1.     burton currently has $850,000 of long-term debt outstanding,

1.     Burton currently has $850,000 of long-term debt outstanding, 5,000 shares of preferred stock ($10 par) with a market price of $12, and 20,000 shares of common stock ($20 par) with a market price of $53 per share.  They have used a WACC of 14% in the past to evaluate projects but want to determine their current required return for new investments.




Debt: Burton can sell a 10-year, $1,000 par value, 7 percent annual coupon bond for $975. A flotation cost of 2 percent of the face (par) value would be required. Additionally, the firm has a marginal tax rate of 34 percent.




Preferred Stock:  Burton pays $1 dividends annually on their preferred shares.  The shares are currently selling for $12 in the secondary market.  They do not have plans to issue any additional preferred stock.

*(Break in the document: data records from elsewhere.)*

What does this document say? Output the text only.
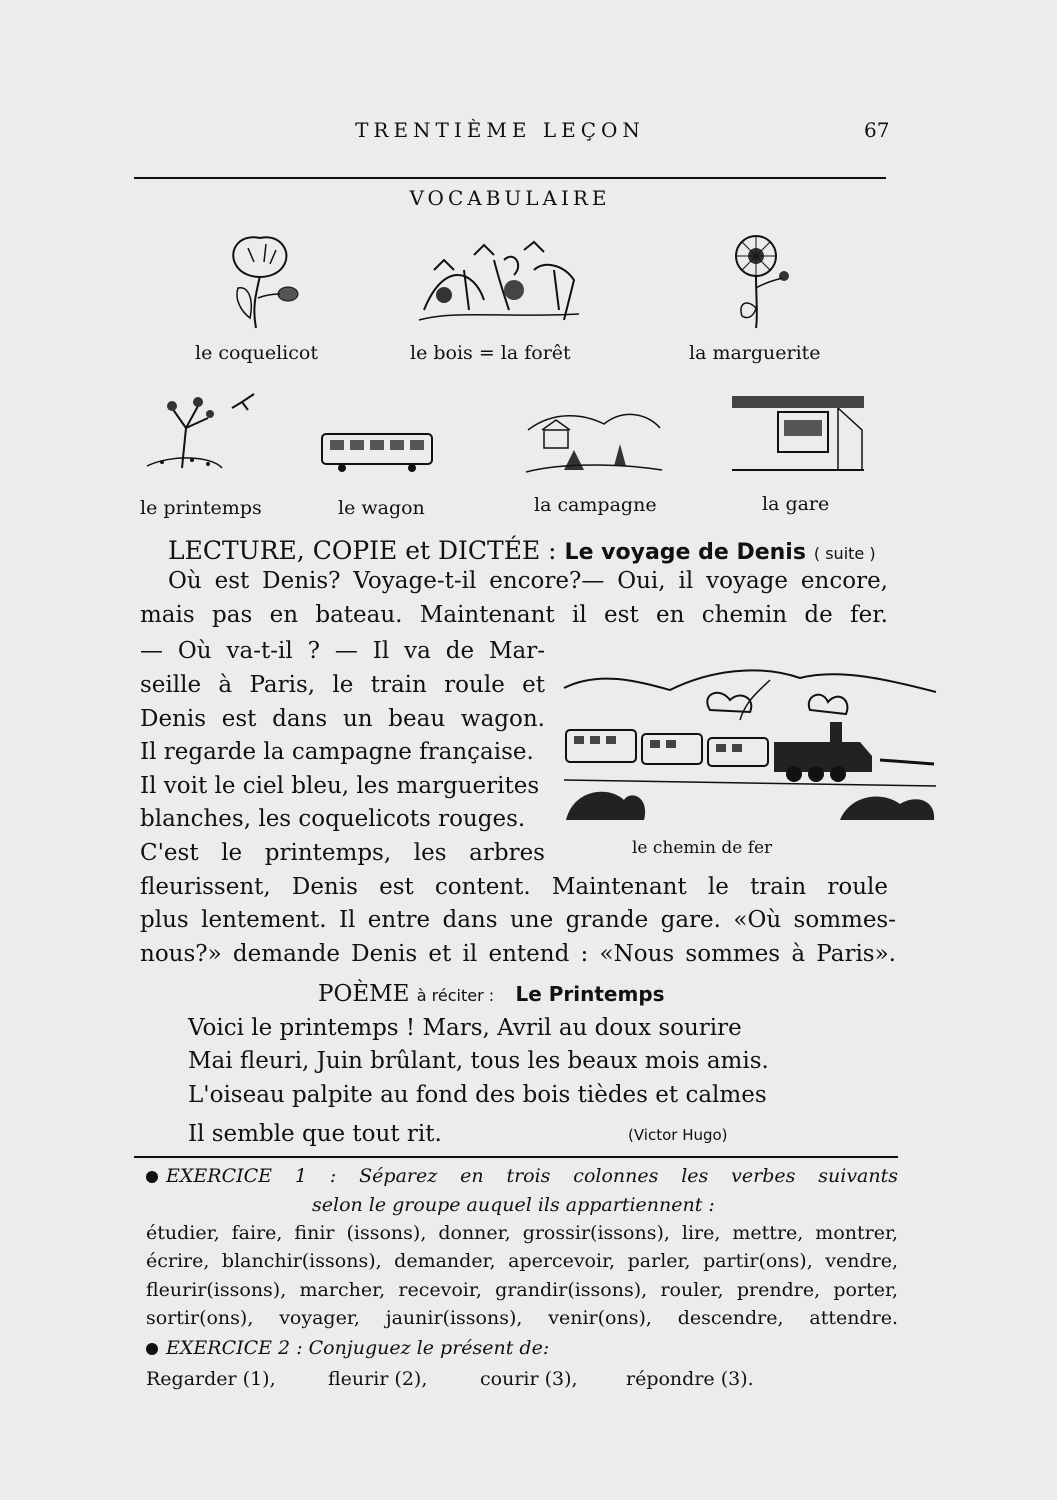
TRENTIÈME LEÇON	67
VOCABULAIRE
le coquelicot	le bois = la forêt	la marguerite
le printemps	le wagon	la campagne	la gare
LECTURE, COPIE et DICTÉE : Le voyage de Denis ( suite )
Où est Denis? Voyage-t-il encore?— Oui, il voyage encore,
mais pas en bateau. Maintenant il est en chemin de fer.
— Où va-t-il ? — Il va de Mar-
seille à Paris, le train roule et
Denis est dans un beau wagon.
Il regarde la campagne française.
Il voit le ciel bleu, les marguerites
blanches, les coquelicots rouges.
C'est le printemps, les arbres
fleurissent, Denis est content. Maintenant le train roule
plus lentement. Il entre dans une grande gare. «Où sommes-
nous?» demande Denis et il entend : «Nous sommes à Paris».
le chemin de fer
POÈME à réciter : Le Printemps
Voici le printemps ! Mars, Avril au doux sourire
Mai fleuri, Juin brûlant, tous les beaux mois amis.
L'oiseau palpite au fond des bois tièdes et calmes
Il semble que tout rit.	(Victor Hugo)
EXERCICE 1 : Séparez en trois colonnes les verbes suivants
selon le groupe auquel ils appartiennent :
étudier, faire, finir (issons), donner, grossir(issons), lire, mettre, montrer,
écrire, blanchir(issons), demander, apercevoir, parler, partir(ons), vendre,
fleurir(issons), marcher, recevoir, grandir(issons), rouler, prendre, porter,
sortir(ons), voyager, jaunir(issons), venir(ons), descendre, attendre.
EXERCICE 2 : Conjuguez le présent de:
Regarder (1),	fleurir (2),	courir (3),	répondre (3).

Common Stock: Burton’s common stock is currently selling for $53 per share. The dividend expected to be paid at the end of the coming year is $4. Its dividend payments have been growing at a constant 3% rate.  It is expected that to sell all the shares, a new common stock issue must be underpriced $1 per share and the firm must pay 1% of market value per share in flotation costs.




a.     Calculate the after-tax cost of debt


b.     Calculate the cost of preferred equity


c.     Calculate the cost of common equity


d.     Calculate the WACC


e.     Re-calculate the NPV for the project in #1 above using this new WACC.


f.      Should Burton accept the project when considering this revised cost of capital?